There are advantages and disadvantages to both strategies.
On June 22, 2016, Speaker of the House Paul Ryan released his health care plan, A Better Way. His proposal begins with the repeal of Obamacare. “…This law cannot be fixed…We need a clean start in order to pursue the patient-centered reforms the American people deserve”. That has been the Republican line of attack since the bill was passed in March 2010. No compromise. No tweaking. No amendments. The Republicans have bludgeoned the Democrats with Obamacare to the point that even those Americans who have benefited the most from the new law might not understand or appreciate it.

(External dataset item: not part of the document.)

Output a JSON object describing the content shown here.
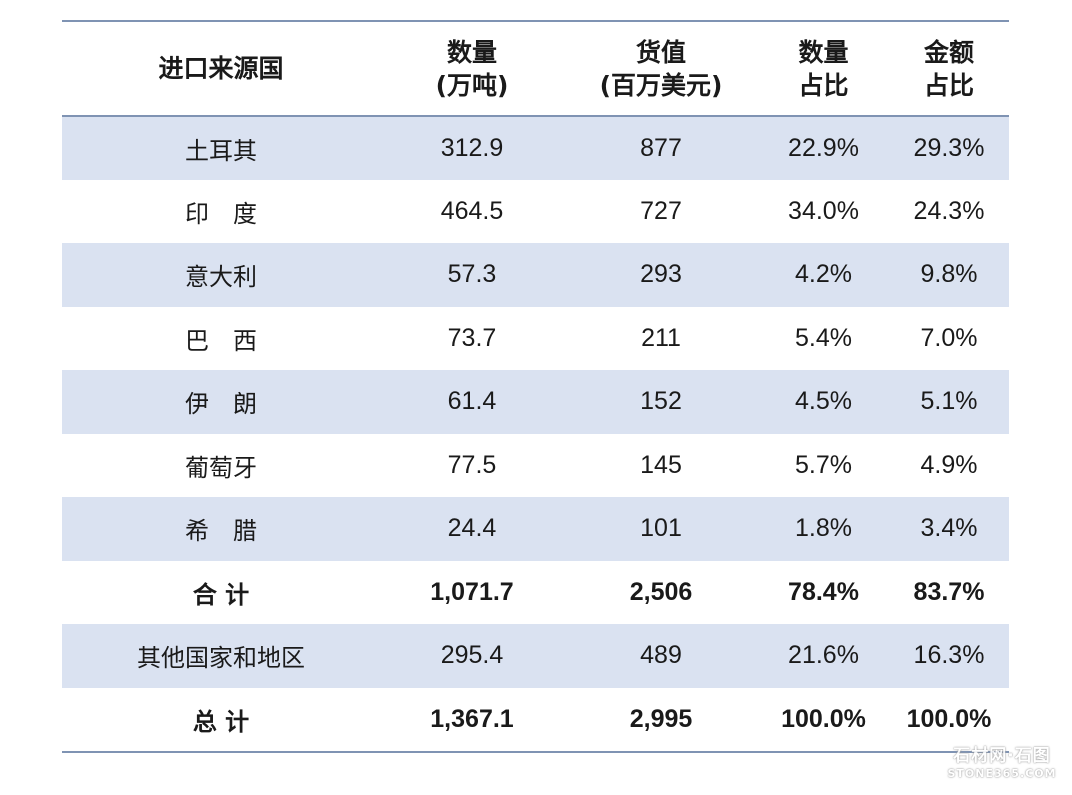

If Obamacare is repealed and immediately replaced we, the American people, would be able to quickly identify winners and losers, the before and after of the Republican’s actions. The insurance companies and the medical providers would also know their places in the new market. Unfortunately, that is not going to happen. There is no Republican alternative plan. There never was one. Speaker Ryan’s recent interviews confirm that. Reality: What a Concept.

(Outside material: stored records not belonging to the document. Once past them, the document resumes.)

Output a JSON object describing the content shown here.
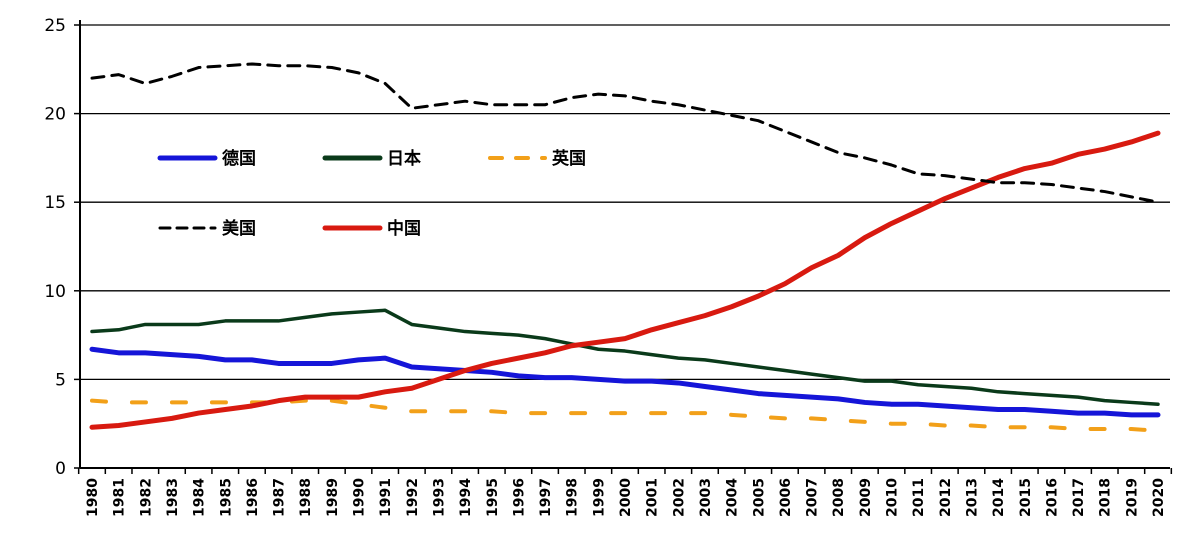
{
  "chart_data": {
    "type": "line",
    "title": "",
    "xlabel": "",
    "ylabel": "",
    "ylim": [
      0,
      25
    ],
    "yticks": [
      0,
      5,
      10,
      15,
      20,
      25
    ],
    "grid": "horizontal",
    "legend_placement": "inside-top-left",
    "x": [
      1980,
      1981,
      1982,
      1983,
      1984,
      1985,
      1986,
      1987,
      1988,
      1989,
      1990,
      1991,
      1992,
      1993,
      1994,
      1995,
      1996,
      1997,
      1998,
      1999,
      2000,
      2001,
      2002,
      2003,
      2004,
      2005,
      2006,
      2007,
      2008,
      2009,
      2010,
      2011,
      2012,
      2013,
      2014,
      2015,
      2016,
      2017,
      2018,
      2019,
      2020
    ],
    "series": [
      {
        "name": "德国",
        "color": "#1515d8",
        "dash": false,
        "values": [
          6.7,
          6.5,
          6.5,
          6.4,
          6.3,
          6.1,
          6.1,
          5.9,
          5.9,
          5.9,
          6.1,
          6.2,
          5.7,
          5.6,
          5.5,
          5.4,
          5.2,
          5.1,
          5.1,
          5.0,
          4.9,
          4.9,
          4.8,
          4.6,
          4.4,
          4.2,
          4.1,
          4.0,
          3.9,
          3.7,
          3.6,
          3.6,
          3.5,
          3.4,
          3.3,
          3.3,
          3.2,
          3.1,
          3.1,
          3.0,
          3.0
        ]
      },
      {
        "name": "日本",
        "color": "#0a3a1a",
        "dash": false,
        "values": [
          7.7,
          7.8,
          8.1,
          8.1,
          8.1,
          8.3,
          8.3,
          8.3,
          8.5,
          8.7,
          8.8,
          8.9,
          8.1,
          7.9,
          7.7,
          7.6,
          7.5,
          7.3,
          7.0,
          6.7,
          6.6,
          6.4,
          6.2,
          6.1,
          5.9,
          5.7,
          5.5,
          5.3,
          5.1,
          4.9,
          4.9,
          4.7,
          4.6,
          4.5,
          4.3,
          4.2,
          4.1,
          4.0,
          3.8,
          3.7,
          3.6
        ]
      },
      {
        "name": "英国",
        "color": "#f2a019",
        "dash": true,
        "values": [
          3.8,
          3.7,
          3.7,
          3.7,
          3.7,
          3.7,
          3.7,
          3.7,
          3.8,
          3.8,
          3.6,
          3.4,
          3.2,
          3.2,
          3.2,
          3.2,
          3.1,
          3.1,
          3.1,
          3.1,
          3.1,
          3.1,
          3.1,
          3.1,
          3.0,
          2.9,
          2.8,
          2.8,
          2.7,
          2.6,
          2.5,
          2.5,
          2.4,
          2.4,
          2.3,
          2.3,
          2.3,
          2.2,
          2.2,
          2.2,
          2.1
        ]
      },
      {
        "name": "美国",
        "color": "#000000",
        "dash": true,
        "values": [
          22.0,
          22.2,
          21.7,
          22.1,
          22.6,
          22.7,
          22.8,
          22.7,
          22.7,
          22.6,
          22.3,
          21.7,
          20.3,
          20.5,
          20.7,
          20.5,
          20.5,
          20.5,
          20.9,
          21.1,
          21.0,
          20.7,
          20.5,
          20.2,
          19.9,
          19.6,
          19.0,
          18.4,
          17.8,
          17.5,
          17.1,
          16.6,
          16.5,
          16.3,
          16.1,
          16.1,
          16.0,
          15.8,
          15.6,
          15.3,
          15.0
        ]
      },
      {
        "name": "中国",
        "color": "#d81a10",
        "dash": false,
        "values": [
          2.3,
          2.4,
          2.6,
          2.8,
          3.1,
          3.3,
          3.5,
          3.8,
          4.0,
          4.0,
          4.0,
          4.3,
          4.5,
          5.0,
          5.5,
          5.9,
          6.2,
          6.5,
          6.9,
          7.1,
          7.3,
          7.8,
          8.2,
          8.6,
          9.1,
          9.7,
          10.4,
          11.3,
          12.0,
          13.0,
          13.8,
          14.5,
          15.2,
          15.8,
          16.4,
          16.9,
          17.2,
          17.7,
          18.0,
          18.4,
          18.9
        ]
      }
    ]
  }
}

So we are looking at Repeal and Delay. The concept is simple. As detailed by the Urban Institute, the partial repeal of Obamacare could be done through the process of reconciliation. The Senate Democrats could not stop this since reconciliation only needs a simple majority in the Senate. Congress would starve Obamacare by cutting off the funding for Medicaid, tax credit subsidies, and eliminate the individual and employer mandates. Doing that immediately would be the equivalent of dropping a bomb in Times Square. But it could be phased in over a three year period.

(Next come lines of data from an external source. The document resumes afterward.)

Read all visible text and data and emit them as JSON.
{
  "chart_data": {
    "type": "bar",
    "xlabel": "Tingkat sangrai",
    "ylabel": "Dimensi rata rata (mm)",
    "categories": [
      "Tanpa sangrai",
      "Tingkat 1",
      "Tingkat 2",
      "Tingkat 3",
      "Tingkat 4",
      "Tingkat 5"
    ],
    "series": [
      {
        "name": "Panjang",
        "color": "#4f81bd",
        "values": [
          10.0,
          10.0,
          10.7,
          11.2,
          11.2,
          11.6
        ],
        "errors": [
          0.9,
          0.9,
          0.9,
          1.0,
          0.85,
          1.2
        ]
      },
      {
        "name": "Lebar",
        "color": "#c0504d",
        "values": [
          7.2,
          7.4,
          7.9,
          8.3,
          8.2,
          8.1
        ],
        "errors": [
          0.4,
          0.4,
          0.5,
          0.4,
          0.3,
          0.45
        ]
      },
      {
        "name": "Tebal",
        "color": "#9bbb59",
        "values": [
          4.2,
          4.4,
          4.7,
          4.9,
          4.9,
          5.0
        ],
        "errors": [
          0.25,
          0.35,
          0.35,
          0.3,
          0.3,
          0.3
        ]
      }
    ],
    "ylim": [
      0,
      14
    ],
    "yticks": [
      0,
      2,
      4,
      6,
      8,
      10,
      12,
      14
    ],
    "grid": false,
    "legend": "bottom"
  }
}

Why three years? For one, Paul Ryan, Mitch McConnell and the entire Republican team want to take a victory lap for killing Obamacare even before it is really gone. The real impact of their actions wouldn’t hit until after the 2018 election, just the press releases. The other reason is that they need several years to come up with a viable option that can be phased in properly. Mr. Ryan doesn’t want to take health insurance away from 20 million Americans. That is not his goal. Plus, some of them vote! And, if they can buy three years they have enough time to find a Democrat or two to sign on to their final legislation which will provide the illusion of bipartisanship. The Democrats tried the same thing in 2009 and 2010. But in the end Senator Chuck Grassley and Senator Olympia Snowe still walked away from the negotiations.
The insurance companies, already losing money in the individual market, and the medical providers aren’t real excited. Eliminating Medicaid expansion will force millions of Americans out of the health care system. No routine care. No access to maintenance prescriptions for diabetes, high blood pressure, and other common easily treated illnesses. The E/R waiting rooms will again be filled with people seeking care for minor ailments better treated in a doctor’s office. Would the Republican controlled Congress reinstate reimbursements for charity care? Who knows?
The insurance side is worse. The law would still require insurers to cover anyone who applied, regardless of preexisting conditions. But healthy people would not be required to retain coverage. Only the unhealthy and the responsible would seek coverage. Insurers would be foolish to offer coverage under those circumstances. Major insurers, now publicly owned, would be forced to leave markets or face the ire of their shareholders.
Other alternatives? Darned if I know. You can’t have health insurance if there isn’t an insurance company to sell it. I am scheduled to go to Washington in February to meet with our members of Congress. I have no idea what I’m going to find when I get there.
Oh, and did I mention that Speaker Ryan would like to change Medicare?